Former Vice President Mike Pence has a book out. That’s the backdrop, the context in which Pence spoke with David Muir on ABC News this week. Pence has a book, and has taken to the airwaves on what we could call his “reputational reclamation tour,” a chance to recast his political persona, to proclaim himself a hero in the aftermath of the Jan. 6, 2021, insurrection. Pence, after all, disobeyed Donald Trump and stood up to the rioters by ultimately certifying the election of Joe Biden as president. He did this as the crowds called for his head — literally.
If we are to judge Pence solely on his actions at this moment, we might view him the way he apparently sees himself. But we should not do so. Ignore (for now) Pence’s politics, which I would describe as Christian Nationalist and place him to the right of the pre-Trump Republican establishment. And ignore (again, only for now) his nearly two years of silence, or his complicity in nearly everything put forth by Trump during his four years beside him in the White House. His track record would be enough to disqualify him for higher office — something both his book and the Muir interview hint at.
Instead, let’s drill down into two things Pence said to Muir, one of which made headlines and the other of which was essentially ignored in the press coverage.
This was the key point in the Muir interview:
Muir: In looking back to that moment, do you have any regrets about your own rhetoric? Just two days before January 6th, you were in Georgia, and you said, “we all have our doubts about the election. Come this Wednesday, we'll have our day in Congress. Come this Wednesday, we'll have our day in Congress. We'll hear the objections. We'll hear the evidence. You'll hear the evidence.” Were you feeding the false hope?
Pence: No, not in the least.
Muir: But do you regret the rhetoric? When you look out the window and you see people, and you wrote in your book, these people had been told that the outcome of the election could be changed. You knew the rhetoric that was out there. Were you feeding into it by saying this just two days before the election, “we'll see the evidence. Wednesday will be our day?”
Pence: No, David, not in the least. What I was talking about was that we had a tremendous amount of, not just disappointment, but public concern about irregularities in the election.
Muir continues to press Pence, pointing out that Attorney General Bill Barr had on Dec. 1 declared the election legitimate and that there had not been the kind of widespread fraud Trump was proclaiming — and that, despite this, despite the then-vice president allegedly agreeing with him, Vice President Pence was saying publican that “we'll have our day?”

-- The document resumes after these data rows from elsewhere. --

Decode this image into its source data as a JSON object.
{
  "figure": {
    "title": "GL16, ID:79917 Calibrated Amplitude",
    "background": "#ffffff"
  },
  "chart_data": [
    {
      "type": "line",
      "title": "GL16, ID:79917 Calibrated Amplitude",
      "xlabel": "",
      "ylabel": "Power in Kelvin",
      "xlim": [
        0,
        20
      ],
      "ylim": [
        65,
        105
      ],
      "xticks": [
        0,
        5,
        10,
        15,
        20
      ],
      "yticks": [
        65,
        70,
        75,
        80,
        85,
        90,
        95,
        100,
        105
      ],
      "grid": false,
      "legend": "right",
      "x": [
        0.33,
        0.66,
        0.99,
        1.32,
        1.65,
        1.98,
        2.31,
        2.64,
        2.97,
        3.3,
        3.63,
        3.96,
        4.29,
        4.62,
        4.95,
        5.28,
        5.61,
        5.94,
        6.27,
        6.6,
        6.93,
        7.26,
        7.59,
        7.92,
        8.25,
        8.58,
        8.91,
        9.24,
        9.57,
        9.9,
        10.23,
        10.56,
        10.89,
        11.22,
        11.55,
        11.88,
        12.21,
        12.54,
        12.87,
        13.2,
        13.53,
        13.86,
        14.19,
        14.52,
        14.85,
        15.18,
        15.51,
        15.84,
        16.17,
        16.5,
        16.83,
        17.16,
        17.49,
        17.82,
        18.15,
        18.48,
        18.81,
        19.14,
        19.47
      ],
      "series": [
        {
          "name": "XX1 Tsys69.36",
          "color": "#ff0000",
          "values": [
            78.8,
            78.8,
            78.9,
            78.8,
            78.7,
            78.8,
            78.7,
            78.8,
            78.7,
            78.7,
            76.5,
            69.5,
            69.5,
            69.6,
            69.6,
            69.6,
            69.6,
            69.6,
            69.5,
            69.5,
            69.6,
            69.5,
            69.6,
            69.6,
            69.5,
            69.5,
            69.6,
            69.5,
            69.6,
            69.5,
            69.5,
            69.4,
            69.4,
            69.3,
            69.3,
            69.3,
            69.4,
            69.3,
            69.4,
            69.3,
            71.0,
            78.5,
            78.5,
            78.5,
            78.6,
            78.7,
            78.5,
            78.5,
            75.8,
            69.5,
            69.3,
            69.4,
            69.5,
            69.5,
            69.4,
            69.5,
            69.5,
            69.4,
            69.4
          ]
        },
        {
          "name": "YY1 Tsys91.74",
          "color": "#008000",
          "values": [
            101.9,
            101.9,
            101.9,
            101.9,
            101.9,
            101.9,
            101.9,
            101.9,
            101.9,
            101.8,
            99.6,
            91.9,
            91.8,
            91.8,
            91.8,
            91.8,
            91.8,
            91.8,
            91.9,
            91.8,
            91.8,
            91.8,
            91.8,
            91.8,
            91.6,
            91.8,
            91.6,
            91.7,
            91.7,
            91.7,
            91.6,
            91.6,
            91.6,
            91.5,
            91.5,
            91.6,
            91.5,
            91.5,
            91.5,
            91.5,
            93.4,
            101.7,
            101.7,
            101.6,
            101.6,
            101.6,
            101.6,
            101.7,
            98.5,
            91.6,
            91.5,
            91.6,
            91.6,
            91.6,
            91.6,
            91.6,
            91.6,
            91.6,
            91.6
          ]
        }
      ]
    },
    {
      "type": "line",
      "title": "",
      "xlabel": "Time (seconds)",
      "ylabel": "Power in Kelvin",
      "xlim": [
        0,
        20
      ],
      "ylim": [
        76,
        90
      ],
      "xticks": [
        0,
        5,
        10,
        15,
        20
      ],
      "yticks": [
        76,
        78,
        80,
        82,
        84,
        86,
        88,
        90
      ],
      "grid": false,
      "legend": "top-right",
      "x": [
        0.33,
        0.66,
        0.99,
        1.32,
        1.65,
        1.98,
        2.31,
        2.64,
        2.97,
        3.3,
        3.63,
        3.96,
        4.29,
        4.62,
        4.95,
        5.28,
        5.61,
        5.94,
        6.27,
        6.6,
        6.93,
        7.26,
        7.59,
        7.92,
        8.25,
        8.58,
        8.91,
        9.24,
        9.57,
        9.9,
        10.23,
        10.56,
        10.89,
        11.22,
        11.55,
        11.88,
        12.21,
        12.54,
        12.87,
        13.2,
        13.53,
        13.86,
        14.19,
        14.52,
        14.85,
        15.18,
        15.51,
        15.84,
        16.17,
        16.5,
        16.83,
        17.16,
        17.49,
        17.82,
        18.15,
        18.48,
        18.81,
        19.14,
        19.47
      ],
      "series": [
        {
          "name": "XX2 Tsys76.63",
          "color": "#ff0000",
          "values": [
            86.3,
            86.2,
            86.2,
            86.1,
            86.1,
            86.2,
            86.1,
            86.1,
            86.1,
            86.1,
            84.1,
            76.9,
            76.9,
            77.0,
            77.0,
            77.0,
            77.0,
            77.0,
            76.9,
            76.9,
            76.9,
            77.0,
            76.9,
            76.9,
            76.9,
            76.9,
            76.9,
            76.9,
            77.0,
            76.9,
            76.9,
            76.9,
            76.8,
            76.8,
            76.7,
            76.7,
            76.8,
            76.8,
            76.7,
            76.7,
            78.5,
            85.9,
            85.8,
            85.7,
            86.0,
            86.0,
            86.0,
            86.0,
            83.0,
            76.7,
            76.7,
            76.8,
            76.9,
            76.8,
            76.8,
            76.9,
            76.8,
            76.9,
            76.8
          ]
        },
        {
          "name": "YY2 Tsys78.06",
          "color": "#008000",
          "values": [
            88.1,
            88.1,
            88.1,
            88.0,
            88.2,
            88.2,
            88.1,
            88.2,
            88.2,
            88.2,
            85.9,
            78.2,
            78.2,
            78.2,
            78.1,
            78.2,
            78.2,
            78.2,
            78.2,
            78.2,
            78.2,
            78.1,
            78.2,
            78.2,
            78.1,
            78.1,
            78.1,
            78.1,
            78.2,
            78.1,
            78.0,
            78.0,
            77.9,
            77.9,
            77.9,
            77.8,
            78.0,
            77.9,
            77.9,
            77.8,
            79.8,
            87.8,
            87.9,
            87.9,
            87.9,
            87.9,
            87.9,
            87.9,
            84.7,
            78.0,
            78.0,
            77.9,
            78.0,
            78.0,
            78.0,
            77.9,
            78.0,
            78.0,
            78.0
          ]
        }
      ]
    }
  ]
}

Pence responds with a cliche: — “hindsight is always 20/20” — and then adds that he “never imagined the violence that would ensue.” Trumps “words were reckless and his actions were reckless,” he says, and they “endangered me and my family and everyone at the capitol building.”
But Trump was more than reckless on Jan. 6. His behavior that day was intentional. He rallied his supporters, revved them into a lather, and then gave them specific instructions. He had been beating the “Big Lie” drum for two months and now saw an opportunity to maintain power by force. And Pence had been complicit for much of that period — and for Trump’s entire four-year term, which is the context in which Jan. 6 took place.
Trump began his presidency by claiming fraud, by arguing that Hillary Clinton’s popular vote advantage in 2016 was attained by encouraging undocumented immigrants to illegally cast ballots. Before this, during his debates with Clinton before the election, he refused to say he’d support the outcome if he lost.
He then spent four years ginning up conspiracies about immigrants, Black Lives Matter protesters, winking and nodding to extremist groups, and building a base steeped in a cult of personality.
Pence was with him throughout, attempting to soften the rhetoric, but refusing to distance himself from any of it. After the Unite the Right rallies in 2017, when a counter protester was killed and Trump declared “there are good people on both sides,” Pence condemned hate but also said, “I stand with the president.”
Pence has said little about Jan. 6 in the last two years, even as he toured college campuses earlier this year sponsored by the Young America’s Foundation, a conservative group. Those speeches were billed as a defense of speech freedoms, but were really attacks on “wokeness” as defined by the right. And they ignored Jan. 6.
Pence is nothing if not a politician. He has ambitions, possibly for the White House — he refused to answer Muir’s questions about this, but the publication of his book and his press tour certainly offer ammo for the political rumor mill. He crossed Trump at a precipitous moment, but cannot afford to completely toss him under the bus, not without angering what is now his party’s base, because Pence has no base of his own. He is just one of many religious extremists in his party and, despite what the national media is saying about Trump’s fading hopes at the moment, that is not going to be enough.